Une vidéo choc secoue Jénine
Une vidéo tournée lors d’une opération militaire dans le sud de Jénine, en Cisjordanie occupée, montre deux hommes avancer les mains en l’air avant d’être atteints par des tirs et de s’effondrer. Ce document, partagé largement, suscite l’indignation et des qualifications graves : l’Autorité palestinienne parle de possibles crimes de guerre. La séquence visuelle, explicite et sans équivoque, alimente le débat sur les règles d’engagement et le respect du droit international humanitaire.
Ce que montre clairement la vidéo
Le visionnage attentif de la séquence indique des éléments concrets qui interrogent la légitimité de l’usage de la force :
- Les deux Palestiniens avancent les mains visibles, signe classique de reddition ou d’absence de menace immédiate.
- Des tirs ciblés font tomber les deux hommes sans scènes d’affrontement préalable.
- Des gestes des soldats (coups de pied, manipulation des corps) sont visibles, ce qui renforce l’impression d’un traitement dégradant.
Ces éléments sont interprétés par des observateurs et des anciens militaires comme compatibles avec une exécution extrajudiciaire plutôt qu’avec une neutralisation nécessaire en situation de combat.
Réactions et discours officiels
Face à la diffusion, l’armée israélienne a annoncé l’ouverture d’une enquête administrative, tandis que des responsables politiques ont immédiatement exprimé des positions claires :
- Annonce d’enquête par l’armée pour «examiner l’incident».
- Soutien politique : le ministre de la Sécurité nationale a apporté son «soutien total» aux soldats, défendant leurs actions comme conformes aux attentes.

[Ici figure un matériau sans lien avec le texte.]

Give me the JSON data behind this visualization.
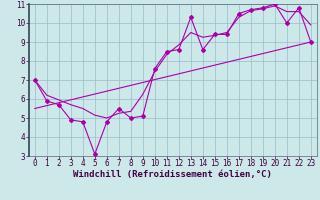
{
  "xlabel": "Windchill (Refroidissement éolien,°C)",
  "bg_color": "#cce8e8",
  "grid_color": "#99bbcc",
  "line_color": "#aa00aa",
  "xlim": [
    -0.5,
    23.5
  ],
  "ylim": [
    3,
    11
  ],
  "yticks": [
    3,
    4,
    5,
    6,
    7,
    8,
    9,
    10,
    11
  ],
  "xticks": [
    0,
    1,
    2,
    3,
    4,
    5,
    6,
    7,
    8,
    9,
    10,
    11,
    12,
    13,
    14,
    15,
    16,
    17,
    18,
    19,
    20,
    21,
    22,
    23
  ],
  "data_x": [
    0,
    1,
    2,
    3,
    4,
    5,
    6,
    7,
    8,
    9,
    10,
    11,
    12,
    13,
    14,
    15,
    16,
    17,
    18,
    19,
    20,
    21,
    22,
    23
  ],
  "data_y": [
    7.0,
    5.9,
    5.7,
    4.9,
    4.8,
    3.1,
    4.8,
    5.5,
    5.0,
    5.1,
    7.6,
    8.5,
    8.6,
    10.3,
    8.6,
    9.4,
    9.4,
    10.5,
    10.7,
    10.8,
    11.0,
    10.0,
    10.8,
    9.0
  ],
  "smooth_y": [
    7.0,
    6.2,
    5.95,
    5.7,
    5.5,
    5.15,
    5.0,
    5.25,
    5.35,
    6.25,
    7.45,
    8.35,
    8.85,
    9.5,
    9.25,
    9.35,
    9.5,
    10.3,
    10.65,
    10.75,
    10.9,
    10.6,
    10.6,
    9.9
  ],
  "trend_x": [
    0,
    23
  ],
  "trend_y": [
    5.5,
    9.0
  ],
  "tick_fontsize": 5.5,
  "xlabel_fontsize": 6.5
}
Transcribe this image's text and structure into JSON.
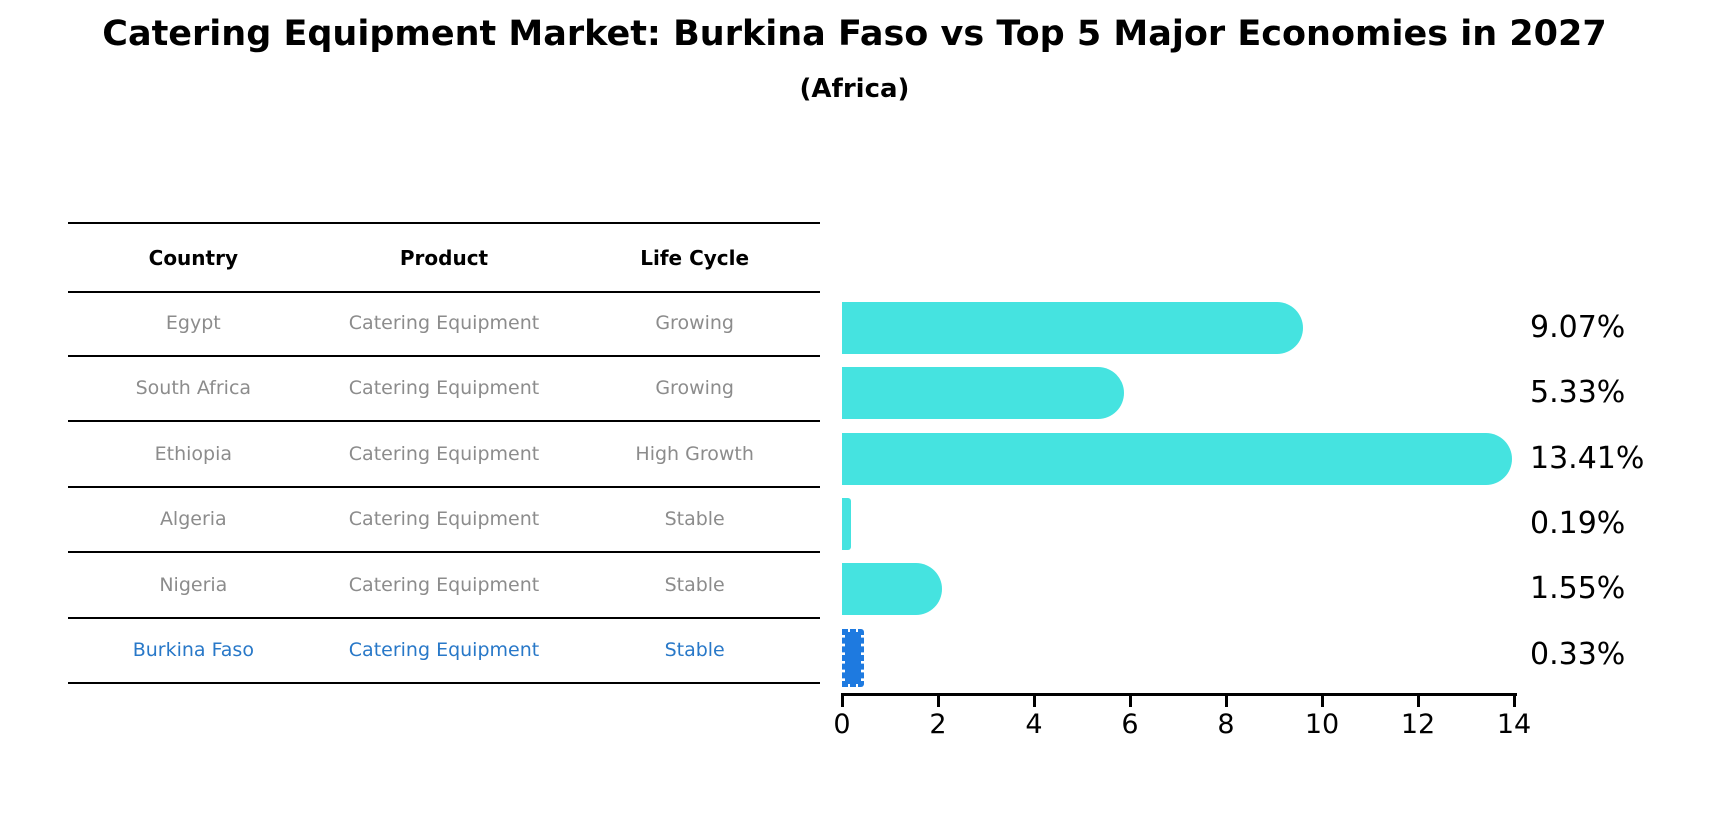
{
  "title": "Catering Equipment Market: Burkina Faso vs Top 5 Major Economies in 2027",
  "subtitle": "(Africa)",
  "table": {
    "headers": [
      "Country",
      "Product",
      "Life Cycle"
    ],
    "rows": [
      {
        "country": "Egypt",
        "product": "Catering Equipment",
        "life_cycle": "Growing",
        "highlighted": false
      },
      {
        "country": "South Africa",
        "product": "Catering Equipment",
        "life_cycle": "Growing",
        "highlighted": false
      },
      {
        "country": "Ethiopia",
        "product": "Catering Equipment",
        "life_cycle": "High Growth",
        "highlighted": false
      },
      {
        "country": "Algeria",
        "product": "Catering Equipment",
        "life_cycle": "Stable",
        "highlighted": false
      },
      {
        "country": "Nigeria",
        "product": "Catering Equipment",
        "life_cycle": "Stable",
        "highlighted": false
      },
      {
        "country": "Burkina Faso",
        "product": "Catering Equipment",
        "life_cycle": "Stable",
        "highlighted": true
      }
    ]
  },
  "chart_data": {
    "type": "bar",
    "orientation": "horizontal",
    "title": "Catering Equipment Market: Burkina Faso vs Top 5 Major Economies in 2027",
    "subtitle": "(Africa)",
    "categories": [
      "Egypt",
      "South Africa",
      "Ethiopia",
      "Algeria",
      "Nigeria",
      "Burkina Faso"
    ],
    "values": [
      9.07,
      5.33,
      13.41,
      0.19,
      1.55,
      0.33
    ],
    "value_labels": [
      "9.07%",
      "5.33%",
      "13.41%",
      "0.19%",
      "1.55%",
      "0.33%"
    ],
    "xlabel": "",
    "ylabel": "",
    "xlim": [
      0,
      14
    ],
    "x_ticks": [
      0,
      2,
      4,
      6,
      8,
      10,
      12,
      14
    ],
    "grid": false,
    "legend": false,
    "bar_color": "#45e3e0",
    "highlight_color": "#1e7ae0",
    "highlight_text_color": "#2878c8",
    "highlight_index": 5
  }
}
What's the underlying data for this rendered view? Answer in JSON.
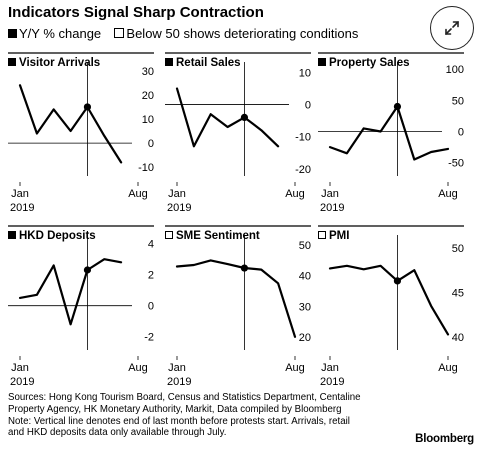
{
  "header": {
    "title": "Indicators Signal Sharp Contraction",
    "legend_filled": "Y/Y % change",
    "legend_open": "Below 50 shows deteriorating conditions"
  },
  "footer": {
    "sources_line1": "Sources: Hong Kong Tourism Board, Census and Statistics Department, Centaline",
    "sources_line2": "Property Agency, HK Monetary Authority, Markit, Data compiled by Bloomberg",
    "note_line1": "Note: Vertical line denotes end of last month before protests start. Arrivals, retail",
    "note_line2": "and HKD deposits data only available through July.",
    "brand": "Bloomberg"
  },
  "icons": {
    "expand": "expand-arrows-icon"
  },
  "chart_data": [
    {
      "type": "line",
      "title": "Visitor Arrivals",
      "marker": "filled",
      "x": [
        1,
        2,
        3,
        4,
        5,
        6,
        7
      ],
      "values": [
        24,
        4,
        14,
        5,
        15,
        3,
        -8
      ],
      "highlight_index": 4,
      "ylim": [
        -12,
        32
      ],
      "yticks": [
        30,
        20,
        10,
        0,
        -10
      ],
      "zero_line": 0,
      "xtick_labels": [
        "Jan",
        "Aug"
      ],
      "year_label": "2019"
    },
    {
      "type": "line",
      "title": "Retail Sales",
      "marker": "filled",
      "x": [
        1,
        2,
        3,
        4,
        5,
        6,
        7
      ],
      "values": [
        5,
        -13,
        -3,
        -7,
        -4,
        -8,
        -13
      ],
      "highlight_index": 4,
      "ylim": [
        -21,
        12
      ],
      "yticks": [
        10,
        0,
        -10,
        -20
      ],
      "zero_line": 0,
      "xtick_labels": [
        "Jan",
        "Aug"
      ],
      "year_label": "2019"
    },
    {
      "type": "line",
      "title": "Property Sales",
      "marker": "filled",
      "x": [
        1,
        2,
        3,
        4,
        5,
        6,
        7,
        8
      ],
      "values": [
        -25,
        -35,
        5,
        0,
        40,
        -45,
        -33,
        -28
      ],
      "highlight_index": 4,
      "ylim": [
        -65,
        105
      ],
      "yticks": [
        100,
        50,
        0,
        -50
      ],
      "zero_line": 0,
      "xtick_labels": [
        "Jan",
        "Aug"
      ],
      "year_label": "2019"
    },
    {
      "type": "line",
      "title": "HKD Deposits",
      "marker": "filled",
      "x": [
        1,
        2,
        3,
        4,
        5,
        6,
        7
      ],
      "values": [
        0.5,
        0.7,
        2.6,
        -1.2,
        2.3,
        3.0,
        2.8
      ],
      "highlight_index": 4,
      "ylim": [
        -2.6,
        4.3
      ],
      "yticks": [
        4,
        2,
        0,
        -2
      ],
      "zero_line": 0,
      "xtick_labels": [
        "Jan",
        "Aug"
      ],
      "year_label": "2019"
    },
    {
      "type": "line",
      "title": "SME Sentiment",
      "marker": "open",
      "x": [
        1,
        2,
        3,
        4,
        5,
        6,
        7,
        8
      ],
      "values": [
        43,
        43.5,
        45,
        43.8,
        42.5,
        42,
        37.5,
        20
      ],
      "highlight_index": 4,
      "ylim": [
        17,
        52
      ],
      "yticks": [
        50,
        40,
        30,
        20
      ],
      "zero_line": null,
      "xtick_labels": [
        "Jan",
        "Aug"
      ],
      "year_label": "2019"
    },
    {
      "type": "line",
      "title": "PMI",
      "marker": "open",
      "x": [
        1,
        2,
        3,
        4,
        5,
        6,
        7,
        8
      ],
      "values": [
        47.7,
        48,
        47.6,
        48,
        46.3,
        47.5,
        43.5,
        40.3
      ],
      "highlight_index": 4,
      "ylim": [
        39,
        51
      ],
      "yticks": [
        50,
        45,
        40
      ],
      "zero_line": null,
      "xtick_labels": [
        "Jan",
        "Aug"
      ],
      "year_label": "2019"
    }
  ]
}
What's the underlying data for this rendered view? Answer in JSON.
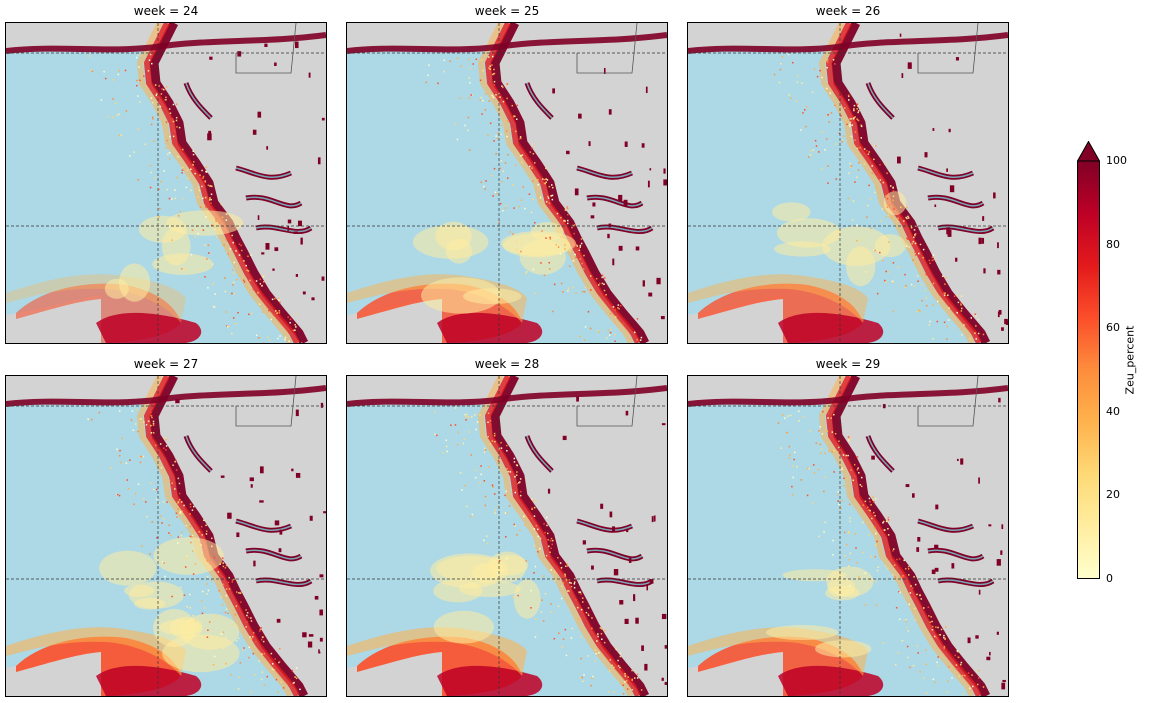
{
  "facet_label_prefix": "week = ",
  "panels": [
    {
      "week": "24",
      "title": "week = 24"
    },
    {
      "week": "25",
      "title": "week = 25"
    },
    {
      "week": "26",
      "title": "week = 26"
    },
    {
      "week": "27",
      "title": "week = 27"
    },
    {
      "week": "28",
      "title": "week = 28"
    },
    {
      "week": "29",
      "title": "week = 29"
    }
  ],
  "colorbar": {
    "label": "Zeu_percent",
    "ticks": [
      "0",
      "20",
      "40",
      "60",
      "80",
      "100"
    ],
    "range": [
      0,
      100
    ],
    "colormap": "YlOrRd",
    "extend": "max",
    "colors": [
      "#ffffcc",
      "#ffeda0",
      "#fed976",
      "#feb24c",
      "#fd8d3c",
      "#fc4e2a",
      "#e31a1c",
      "#bd0026",
      "#800026"
    ]
  },
  "map_colors": {
    "sea": "#add8e6",
    "land": "#d3d3d3",
    "river": "#7aa6b8",
    "gridline": "#333333"
  },
  "legend_placement": "right"
}
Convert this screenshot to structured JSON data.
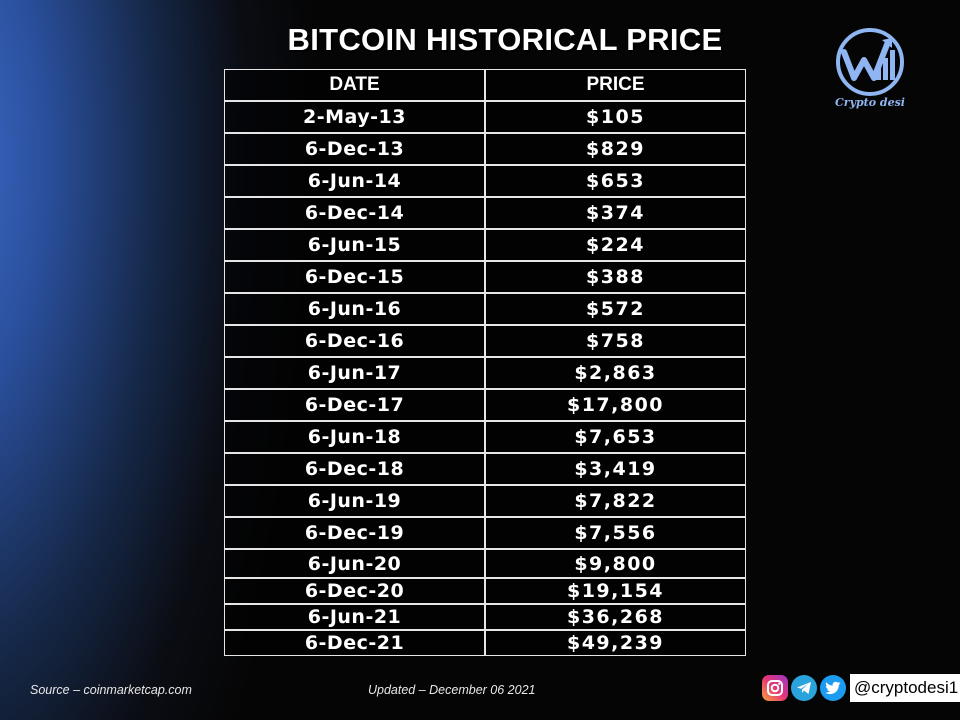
{
  "title": "BITCOIN HISTORICAL PRICE",
  "logo": {
    "text": "Crypto desi",
    "icon": "w-growth-arrow-icon",
    "color": "#8fb6f2"
  },
  "table": {
    "headers": [
      "DATE",
      "PRICE"
    ],
    "rows": [
      {
        "date": "2-May-13",
        "price": "$105"
      },
      {
        "date": "6-Dec-13",
        "price": "$829"
      },
      {
        "date": "6-Jun-14",
        "price": "$653"
      },
      {
        "date": "6-Dec-14",
        "price": "$374"
      },
      {
        "date": "6-Jun-15",
        "price": "$224"
      },
      {
        "date": "6-Dec-15",
        "price": "$388"
      },
      {
        "date": "6-Jun-16",
        "price": "$572"
      },
      {
        "date": "6-Dec-16",
        "price": "$758"
      },
      {
        "date": "6-Jun-17",
        "price": "$2,863"
      },
      {
        "date": "6-Dec-17",
        "price": "$17,800"
      },
      {
        "date": "6-Jun-18",
        "price": "$7,653"
      },
      {
        "date": "6-Dec-18",
        "price": "$3,419"
      },
      {
        "date": "6-Jun-19",
        "price": "$7,822"
      },
      {
        "date": "6-Dec-19",
        "price": "$7,556"
      },
      {
        "date": "6-Jun-20",
        "price": "$9,800"
      },
      {
        "date": "6-Dec-20",
        "price": "$19,154"
      },
      {
        "date": "6-Jun-21",
        "price": "$36,268"
      },
      {
        "date": "6-Dec-21",
        "price": "$49,239"
      }
    ]
  },
  "footer": {
    "source": "Source – coinmarketcap.com",
    "updated": "Updated – December 06 2021",
    "handle": "@cryptodesi1",
    "social_icons": [
      "instagram-icon",
      "telegram-icon",
      "twitter-icon"
    ]
  },
  "chart_data": {
    "type": "table",
    "title": "BITCOIN HISTORICAL PRICE",
    "columns": [
      "DATE",
      "PRICE"
    ],
    "x": [
      "2-May-13",
      "6-Dec-13",
      "6-Jun-14",
      "6-Dec-14",
      "6-Jun-15",
      "6-Dec-15",
      "6-Jun-16",
      "6-Dec-16",
      "6-Jun-17",
      "6-Dec-17",
      "6-Jun-18",
      "6-Dec-18",
      "6-Jun-19",
      "6-Dec-19",
      "6-Jun-20",
      "6-Dec-20",
      "6-Jun-21",
      "6-Dec-21"
    ],
    "values": [
      105,
      829,
      653,
      374,
      224,
      388,
      572,
      758,
      2863,
      17800,
      7653,
      3419,
      7822,
      7556,
      9800,
      19154,
      36268,
      49239
    ]
  }
}
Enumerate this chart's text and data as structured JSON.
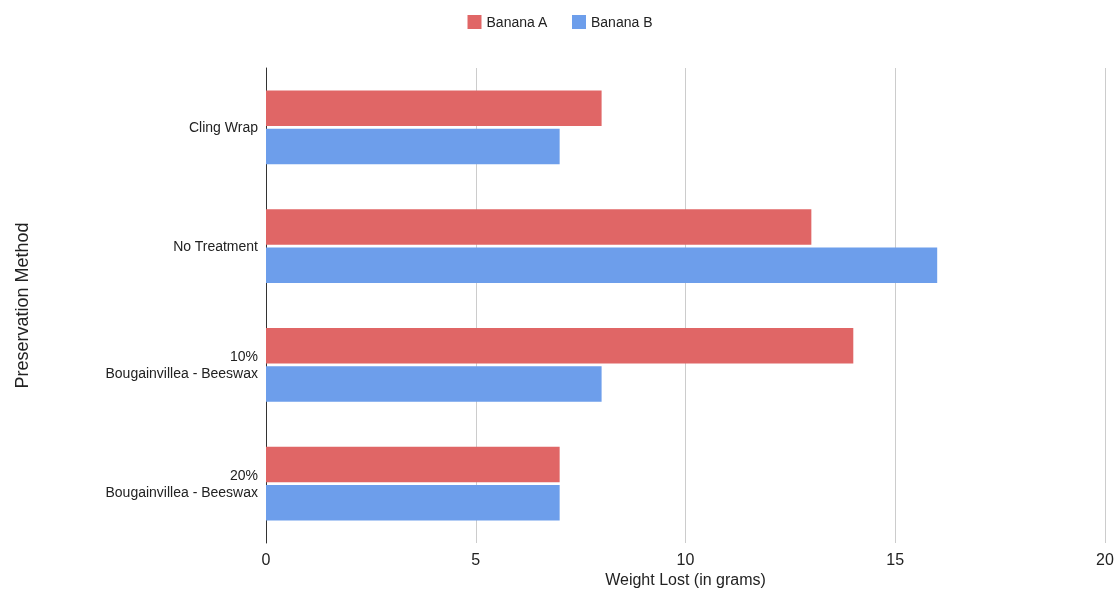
{
  "chart_data": {
    "type": "bar",
    "orientation": "horizontal",
    "xlabel": "Weight Lost (in grams)",
    "ylabel": "Preservation Method",
    "categories": [
      "Cling Wrap",
      "No Treatment",
      "10%\nBougainvillea - Beeswax",
      "20%\nBougainvillea - Beeswax"
    ],
    "series": [
      {
        "name": "Banana A",
        "color": "#e06666",
        "values": [
          8,
          13,
          14,
          7
        ]
      },
      {
        "name": "Banana B",
        "color": "#6d9eeb",
        "values": [
          7,
          16,
          8,
          7
        ]
      }
    ],
    "xlim": [
      0,
      20
    ],
    "xticks": [
      0,
      5,
      10,
      15,
      20
    ],
    "grid": "x",
    "legend": "top"
  }
}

- Accusations côté palestinien : la qualification de «crime de guerre» et des appels à une enquête indépendante.
Ces déclarations opposées soulignent la polarisation du dossier et la difficulté d’établir un récit consensuel sans investigation indépendante et transparente.
Points de vue d’experts et d’anciens militaires
Des voix expertes, notamment d’anciens soldats habitués des opérations en Cisjordanie, estiment que l’enquête militaire aura peu de chances de déboucher sur des sanctions :
- Absence supposée de collecte de preuves : pas d’examen médico-légal, pas d’interrogation systématique des témoins.
- Culture d’impunité : selon certains témoignages, les procédures internes n’amènent pas généralement à des condamnations.
- Illustration par l’exemple : anciens cas similaires où les enquêtes internes se sont terminées sans poursuites.
Ces éléments expliquent le scepticisme de spécialistes qui réclament des mécanismes internationaux ou indépendants pour garantir l’impartialité des investigations.
Conséquences juridiques et politiques
Au-delà de l’affaire immédiate, plusieurs enjeux se dessinent pour le plan juridique et politique :
- Risque d’escalade : de tels incidents alimentent la colère et peuvent provoquer de nouvelles violences sur le terrain.
- Débats législatifs : dans le contexte interne israélien, des discussions sur l’élargissement des peines (notamment la peine de mort) pour certains crimes compliquent encore la donne.
- Pression internationale : des organisations humanitaires et certains États réclament des enquêtes indépendantes et le respect du droit international.
La conjonction de ces facteurs crée un climat où la transparence et la responsabilité sont perçues comme essentielles pour stabiliser la situation.
Que demander pour avancer ?
Pour restaurer la confiance et répondre aux interrogations, plusieurs mesures concrètes peuvent être proposées :
- Enquête indépendante menée par un organe externe ou international, avec accès aux lieux, aux témoins et aux preuves médico-légales.
- Transparence : publication des conclusions et des éléments probants, pour éviter les récits contradictoires et la désinformation.
- Garantie de protection pour les témoins et les victimes afin qu’ils puissent témoigner sans crainte de représailles.
- Réformes opérationnelles : formation et règles d’engagement clarifiées pour prévenir de futurs incidents.
Ces pistes, étayées par des pratiques internationales en matière de droits humains, visent à assurer une réponse à la fois juridique, politique et opérationnelle, afin que de tels faits fassent l’objet d’une vérification rigoureuse et impartiale.